Indubbiamente il 2020 è l’anno in cui la questione di Taiwan emerge con tutta la sua decisiva portata geopolitica e al momento ogni possibile riavvicinamento sembra appartenere a un’altra epoca delle relazioni internazionali. Ha destato particolare stupore il video diffuso dall’aviazione cinese in cui si mostra un attacco simulato a un’isola le cui fattezze sembrano ricordare la base di Guam, il perno della strategia americana nel Pacifico occidentale. Il video dal solo valore propagandistico, non a caso pubblicato il giorno seguente la partenza di Keith Krack, è latore di un chiaro messaggio: l’opzione militare è sul tavolo e la Cina inizia a prenderla seriamente in considerazione.
Non è difficile immaginare che Pechino osserverà con molta attenzione i giorni che seguiranno le presidenziali Usa, in modo da fruttare a proprio vantaggio e in qualsiasi modo l’eventualità in cui gli Stati Uniti dovessero precipitare in una crisi domestica. Se i venti di guerra hanno ripreso a spirare nel Mar cinese meridionale, va ricordato che al momento sono lontani i giorni delle due crisi dello stretto di Formosa, in cui nel 1950 e nel 1958 si arrivò a un passo dal conflitto aperto e in cui si valutò la possibilità dell’opzione nucleare. Anche se nel 1995 si registrò una terza crisi nello stretto, la questione di Taiwan è evidentemente il frutto avvelenato dell’eredità di Mao.

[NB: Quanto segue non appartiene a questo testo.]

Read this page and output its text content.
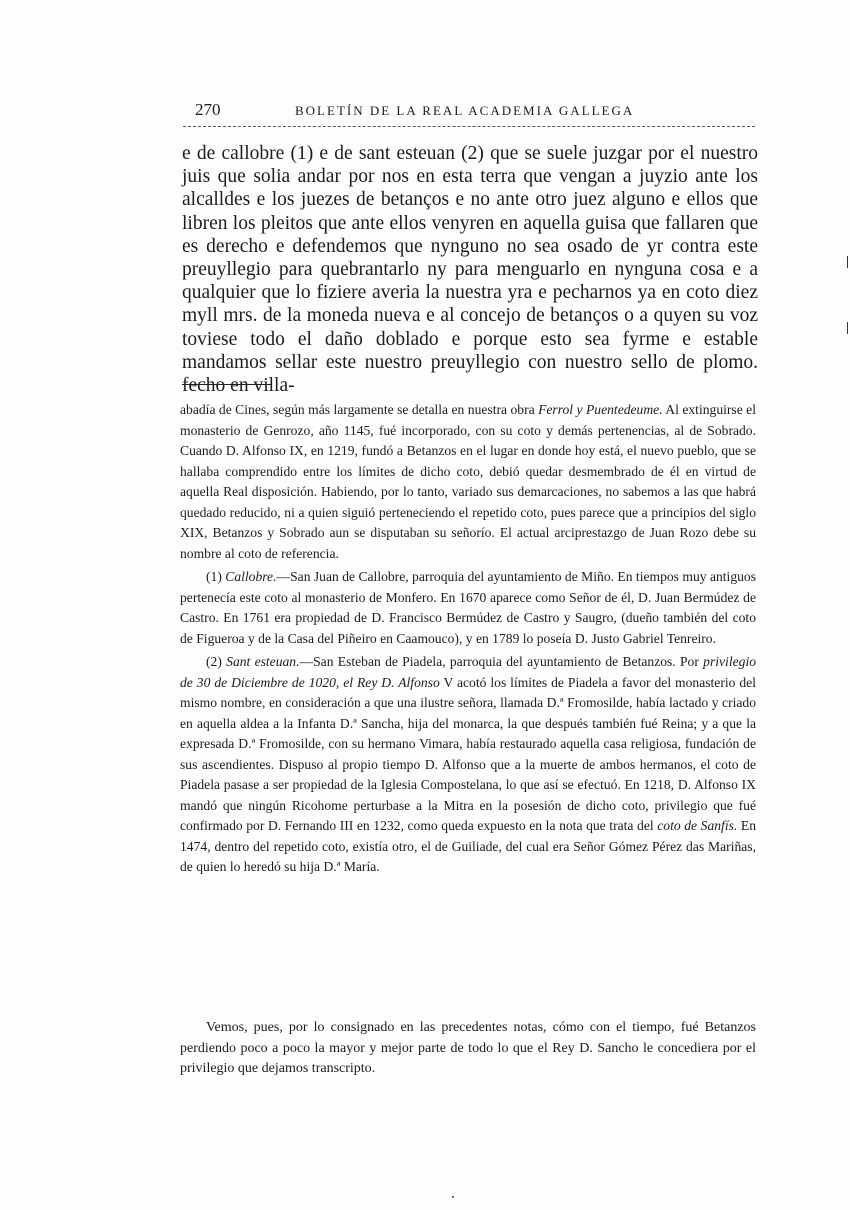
270	BOLETÍN DE LA REAL ACADEMIA GALLEGA

e de callobre (1) e de sant esteuan (2) que se suele juzgar por el nuestro juis que solia andar por nos en esta terra que vengan a juyzio ante los alcalldes e los juezes de betanços e no ante otro juez alguno e ellos que libren los pleitos que ante ellos venyren en aquella guisa que fallaren que es derecho e defendemos que nynguno no sea osado de yr contra este preuyllegio para quebrantarlo ny para menguarlo en nynguna cosa e a qualquier que lo fiziere averia la nuestra yra e pecharnos ya en coto diez myll mrs. de la moneda nueva e al concejo de betanços o a quyen su voz toviese todo el daño doblado e porque esto sea fyrme e estable mandamos sellar este nuestro preuyllegio con nuestro sello de plomo. fecho en villa-

abadía de Cines, según más largamente se detalla en nuestra obra Ferrol y Puentedeume. Al extinguirse el monasterio de Genrozo, año 1145, fué incorporado, con su coto y demás pertenencias, al de Sobrado. Cuando D. Alfonso IX, en 1219, fundó a Betanzos en el lugar en donde hoy está, el nuevo pueblo, que se hallaba comprendido entre los límites de dicho coto, debió quedar desmembrado de él en virtud de aquella Real disposición. Habiendo, por lo tanto, variado sus demarcaciones, no sabemos a las que habrá quedado reducido, ni a quien siguió perteneciendo el repetido coto, pues parece que a principios del siglo XIX, Betanzos y Sobrado aun se disputaban su señorío. El actual arciprestazgo de Juan Rozo debe su nombre al coto de referencia.

(1) Callobre.—San Juan de Callobre, parroquia del ayuntamiento de Miño. En tiempos muy antiguos pertenecía este coto al monasterio de Monfero. En 1670 aparece como Señor de él, D. Juan Bermúdez de Castro. En 1761 era propiedad de D. Francisco Bermúdez de Castro y Saugro, (dueño también del coto de Figueroa y de la Casa del Piñeiro en Caamouco), y en 1789 lo poseía D. Justo Gabriel Tenreiro.

(2) Sant esteuan.—San Esteban de Piadela, parroquia del ayuntamiento de Betanzos. Por privilegio de 30 de Diciembre de 1020, el Rey D. Alfonso V acotó los límites de Piadela a favor del monasterio del mismo nombre, en consideración a que una ilustre señora, llamada D.ª Fromosilde, había lactado y criado en aquella aldea a la Infanta D.ª Sancha, hija del monarca, la que después también fué Reina; y a que la expresada D.ª Fromosilde, con su hermano Vimara, había restaurado aquella casa religiosa, fundación de sus ascendientes. Dispuso al propio tiempo D. Alfonso que a la muerte de ambos hermanos, el coto de Piadela pasase a ser propiedad de la Iglesia Compostelana, lo que así se efectuó. En 1218, D. Alfonso IX mandó que ningún Ricohome perturbase a la Mitra en la posesión de dicho coto, privilegio que fué confirmado por D. Fernando III en 1232, como queda expuesto en la nota que trata del coto de Sanfís. En 1474, dentro del repetido coto, existía otro, el de Guiliade, del cual era Señor Gómez Pérez das Mariñas, de quien lo heredó su hija D.ª María.

Vemos, pues, por lo consignado en las precedentes notas, cómo con el tiempo, fué Betanzos perdiendo poco a poco la mayor y mejor parte de todo lo que el Rey D. Sancho le concediera por el privilegio que dejamos transcripto.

Tralasciando sullo sfondo l’importanza geopolitica dell’isola nel cuore del Mar cinese meridionale, la questione che ideologicamente lega la figura del Grande Timoniere a Taiwan è centrale per comprendere le aspirazioni della leadership di Xi Jinping. Palesando la volontà di ricongiungere Taiwan alla Cina entro il 2030, Xi Jinping ha posto se stesso sul piano del padre della Cina moderna. In definitiva, intende chiudere una questione che Mao aveva aperto, consacrando definitivamente la sua figura di leader.
Se già nel XIX congresso “Il pensiero di Xi Jinping sul socialismo cinese per una nuova era” era stato incorporato nella Costituzione del partito – onore che era spettato soltanto a Mao e a Deng – la riunificazione con Taiwan sancirebbe definitivamente la dignità epocale della figura di Xi Jinping; un risultato dal grande valore anche e soprattutto per la politica interna, perché domerebbe definitivamente i suoi oppositori e chi intende sfidare la sua leadership, magari prefigurandone il successore.
Gli storici del futuro probabilmente scriveranno molte pagine sulla discontinuità rappresentata da Xi nei confronti della stagione di riforme di Deng Xiaoping e quindi fra una prospettiva in cui la Cina lancia la sua sfida agli Usa come potenza egemone globale e una multipolare ed equilibrata gestione delle relazioni economiche e commerciali, ma al momento non possiamo non registrare la portata della partita che si gioca sulla vita degli abitanti di Taiwan.
Naturalmente, in una fase di incertezza radicale come quella attuale, risulterebbe sbagliato avere forti convinzioni circa la strategia di Xi, che pragmaticamente può virare in qualsiasi momento sul versante “armoniosa” ed “equilibrata” dell’espansione cinese, ma non può certo sfuggire il significato reale della volontà del presidente cinese di porsi sullo stesso piano di Mao. Una questione in cui ideologia, geopolitica e sfida tecnologica sono strettamente connessi e contribuiscono a dare alla contesa per Taiwan un valore paradigmatico per la competizione globale del XXI secolo.